I’ve got text that I’ve extracted from pdf. Mixed in with a bunch of irrelevant things, I’ll get some data with this exact format-
Dom Anzalone (212) 915-6316 VP, Regional Branch Manager something.person@cmail.com
Peter Workman (212) 254-5900 President petey@notrealperson.com
I want to extract that data for the entire document. I COULD potentially use the fact that all of this information is preceded by ____ and followed by either another ____ or a line break, example
____ Neal Shapiro Chief Executive Officer and President Shapppynam(at)pajamas(dot)org ____
But even then I’m not exactly sure how I would crawl for such information, and there are a couple of secondary things I’d like to do automatically as well.

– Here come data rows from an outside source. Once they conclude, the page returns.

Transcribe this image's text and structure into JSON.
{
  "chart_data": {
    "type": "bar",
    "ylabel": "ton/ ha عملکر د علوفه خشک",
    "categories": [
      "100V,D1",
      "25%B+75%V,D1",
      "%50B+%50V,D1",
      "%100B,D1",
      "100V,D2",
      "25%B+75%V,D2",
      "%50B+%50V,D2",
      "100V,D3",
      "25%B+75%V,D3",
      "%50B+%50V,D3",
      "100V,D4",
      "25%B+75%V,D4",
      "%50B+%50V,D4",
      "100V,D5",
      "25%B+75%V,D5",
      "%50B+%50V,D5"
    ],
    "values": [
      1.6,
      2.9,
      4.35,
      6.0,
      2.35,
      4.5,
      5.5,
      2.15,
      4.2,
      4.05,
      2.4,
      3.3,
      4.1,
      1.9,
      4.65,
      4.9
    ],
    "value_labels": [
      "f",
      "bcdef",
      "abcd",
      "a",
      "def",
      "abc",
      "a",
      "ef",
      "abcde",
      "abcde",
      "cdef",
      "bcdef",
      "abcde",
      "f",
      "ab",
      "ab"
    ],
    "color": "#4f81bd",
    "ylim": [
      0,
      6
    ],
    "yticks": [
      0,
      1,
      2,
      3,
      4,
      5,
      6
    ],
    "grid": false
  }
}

The final product should be csv file, or an excel spreadsheet, such that each TYPE of information ends up in it’s own column within it’s respective contact row. Example
First Name, Last name, Title, Phone, Email
Neal, Shapiro, Chief Executive Officer and President, , Shapppynam(at)pajamas(dot)org
So you see there are a couple of hurdles, like what does the program do when it doesn’t find a phone number or an email address, ideally, leave that piece blank right? Lots of moving parts and I was just hoping to be pointed in the right direction. I think if I can successfully finish this I might finally understand regex! (this is a dream of mine)
Finally, because it’s now considering me a new user, because I haven’t been on in a couple of months and my account got scrubbed, I can only post two “links” so those imagine my (at)s and (dot)s are actualy @ and .
Thanks for any help!
-Z
I